E.J. Dionne huffs, “A 51-48 percent victory is not a mandate.” And Joshua Micah Marshall—responding to the President’s claim that his reelection was a “broad, nationwide victory”—writes: “He must be kidding. Our system is majority rule. And 51% is a win. But he's claiming a mandate. ‘A broad, nationwide victory’? It would almost be comical if it weren't for the seriousness of what it portends. This election cut the nation in two. A single percentage point over 50% is not broad.”
In the last 60 years, only one Democrat—Lyndon Johnson—received a percentage of the popular vote as high as President Bush’s (see below). And as we know, no one has ever received so many votes.
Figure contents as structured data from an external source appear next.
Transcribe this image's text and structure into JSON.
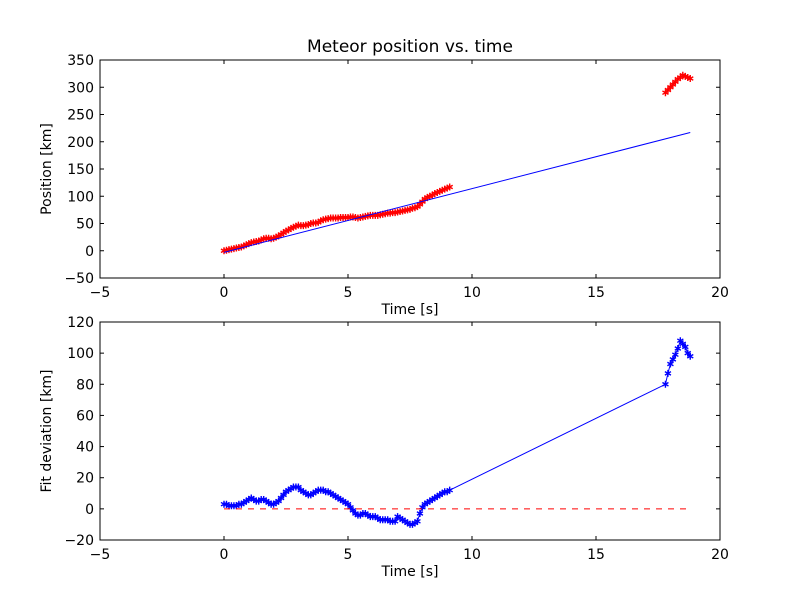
{
  "chart_data": [
    {
      "type": "scatter",
      "title": "Meteor position vs. time",
      "xlabel": "Time [s]",
      "ylabel": "Position [km]",
      "xlim": [
        -5,
        20
      ],
      "ylim": [
        -50,
        350
      ],
      "xticks": [
        "−5",
        "0",
        "5",
        "10",
        "15",
        "20"
      ],
      "yticks": [
        "−50",
        "0",
        "50",
        "100",
        "150",
        "200",
        "250",
        "300",
        "350"
      ],
      "grid": false,
      "series": [
        {
          "kind": "markers",
          "color": "#ff0000",
          "marker": "star",
          "x": [
            0.0,
            0.1,
            0.2,
            0.3,
            0.4,
            0.5,
            0.6,
            0.7,
            0.8,
            0.9,
            1.0,
            1.1,
            1.2,
            1.3,
            1.4,
            1.5,
            1.6,
            1.7,
            1.8,
            1.9,
            2.0,
            2.1,
            2.2,
            2.3,
            2.4,
            2.5,
            2.6,
            2.7,
            2.8,
            2.9,
            3.0,
            3.1,
            3.2,
            3.3,
            3.4,
            3.5,
            3.6,
            3.7,
            3.8,
            3.9,
            4.0,
            4.1,
            4.2,
            4.3,
            4.4,
            4.5,
            4.6,
            4.7,
            4.8,
            4.9,
            5.0,
            5.1,
            5.2,
            5.3,
            5.4,
            5.5,
            5.6,
            5.7,
            5.8,
            5.9,
            6.0,
            6.1,
            6.2,
            6.3,
            6.4,
            6.5,
            6.6,
            6.7,
            6.8,
            6.9,
            7.0,
            7.1,
            7.2,
            7.3,
            7.4,
            7.5,
            7.6,
            7.7,
            7.8,
            7.9,
            8.0,
            8.1,
            8.2,
            8.3,
            8.4,
            8.5,
            8.6,
            8.7,
            8.8,
            8.9,
            9.0,
            9.1,
            17.8,
            17.9,
            18.0,
            18.1,
            18.2,
            18.3,
            18.4,
            18.5,
            18.6,
            18.7,
            18.8
          ],
          "y": [
            0,
            1,
            2,
            3,
            4,
            5,
            6,
            7,
            9,
            11,
            13,
            15,
            16,
            17,
            18,
            20,
            22,
            23,
            23,
            22,
            23,
            25,
            27,
            30,
            33,
            36,
            38,
            41,
            43,
            45,
            47,
            46,
            46,
            47,
            48,
            50,
            51,
            51,
            52,
            55,
            57,
            58,
            59,
            60,
            60,
            60,
            60,
            61,
            61,
            61,
            61,
            62,
            62,
            61,
            60,
            61,
            62,
            63,
            64,
            65,
            65,
            65,
            65,
            66,
            67,
            68,
            69,
            69,
            70,
            70,
            71,
            72,
            73,
            74,
            75,
            76,
            78,
            79,
            81,
            85,
            90,
            95,
            98,
            100,
            102,
            105,
            107,
            109,
            111,
            113,
            115,
            117,
            290,
            295,
            300,
            305,
            310,
            315,
            318,
            322,
            320,
            318,
            316
          ]
        },
        {
          "kind": "line",
          "color": "#0000ff",
          "x": [
            0,
            18.8
          ],
          "y": [
            -3,
            217
          ]
        }
      ]
    },
    {
      "type": "scatter",
      "title": "",
      "xlabel": "Time [s]",
      "ylabel": "Fit deviation [km]",
      "xlim": [
        -5,
        20
      ],
      "ylim": [
        -20,
        120
      ],
      "xticks": [
        "−5",
        "0",
        "5",
        "10",
        "15",
        "20"
      ],
      "yticks": [
        "−20",
        "0",
        "20",
        "40",
        "60",
        "80",
        "100",
        "120"
      ],
      "grid": false,
      "series": [
        {
          "kind": "markers-line",
          "color": "#0000ff",
          "marker": "star",
          "x": [
            0.0,
            0.1,
            0.2,
            0.3,
            0.4,
            0.5,
            0.6,
            0.7,
            0.8,
            0.9,
            1.0,
            1.1,
            1.2,
            1.3,
            1.4,
            1.5,
            1.6,
            1.7,
            1.8,
            1.9,
            2.0,
            2.1,
            2.2,
            2.3,
            2.4,
            2.5,
            2.6,
            2.7,
            2.8,
            2.9,
            3.0,
            3.1,
            3.2,
            3.3,
            3.4,
            3.5,
            3.6,
            3.7,
            3.8,
            3.9,
            4.0,
            4.1,
            4.2,
            4.3,
            4.4,
            4.5,
            4.6,
            4.7,
            4.8,
            4.9,
            5.0,
            5.1,
            5.2,
            5.3,
            5.4,
            5.5,
            5.6,
            5.7,
            5.8,
            5.9,
            6.0,
            6.1,
            6.2,
            6.3,
            6.4,
            6.5,
            6.6,
            6.7,
            6.8,
            6.9,
            7.0,
            7.1,
            7.2,
            7.3,
            7.4,
            7.5,
            7.6,
            7.7,
            7.8,
            7.9,
            8.0,
            8.1,
            8.2,
            8.3,
            8.4,
            8.5,
            8.6,
            8.7,
            8.8,
            8.9,
            9.0,
            9.1,
            17.8,
            17.9,
            18.0,
            18.1,
            18.2,
            18.3,
            18.4,
            18.5,
            18.6,
            18.7,
            18.8
          ],
          "y": [
            3,
            3,
            2,
            2,
            2,
            2,
            3,
            3,
            4,
            5,
            6,
            7,
            6,
            5,
            5,
            6,
            6,
            5,
            4,
            3,
            3,
            4,
            5,
            7,
            9,
            11,
            12,
            13,
            14,
            14,
            14,
            12,
            11,
            10,
            9,
            9,
            10,
            11,
            12,
            12,
            12,
            11,
            11,
            10,
            9,
            8,
            7,
            6,
            5,
            4,
            3,
            1,
            -1,
            -3,
            -4,
            -4,
            -3,
            -3,
            -4,
            -5,
            -5,
            -5,
            -6,
            -7,
            -7,
            -7,
            -7,
            -8,
            -8,
            -8,
            -5,
            -6,
            -7,
            -8,
            -9,
            -10,
            -10,
            -9,
            -8,
            -3,
            1,
            3,
            4,
            5,
            6,
            7,
            8,
            9,
            10,
            11,
            11,
            12,
            80,
            87,
            93,
            96,
            99,
            103,
            108,
            106,
            104,
            100,
            98
          ]
        },
        {
          "kind": "dashed-line",
          "color": "#ff0000",
          "x": [
            0,
            18.8
          ],
          "y": [
            0,
            0
          ]
        }
      ]
    }
  ]
}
Are these guys saying that only Clinton and Kennedy and Truman didn’t have broad victories and couldn’t claim a “mandate”?
- Clinton in 1996—49.2
- Clinton in 1992—43.0
- Carter in 1976—50.1
- Kennedy in 1960—49.7
- Johnson in 1964—61.1
- Truman in 1948—49.6
Dionne also complains: “Even Democrats have talked about their party's being confined to an ‘enclave.’ Enclave? Blue America includes the entire Northeast, all of the West Coast but for Alaska and much of the upper Midwest.”
Well, let’s go to the map. Yep, it’s an enclave.
Update 2: A friend writes:
I think this is true and a helpful way of putting things.
Note that my original post wasn't making the case for a "mandate"--an obviously ambiguous term. I'm just wondering if all those "there's no mandate!" folks were saying the same thing about Clinton.
Update 3: A reader alerts Instapundit that the popular-vote gap has widened, 52-47, for a difference of over 4.5 million votes.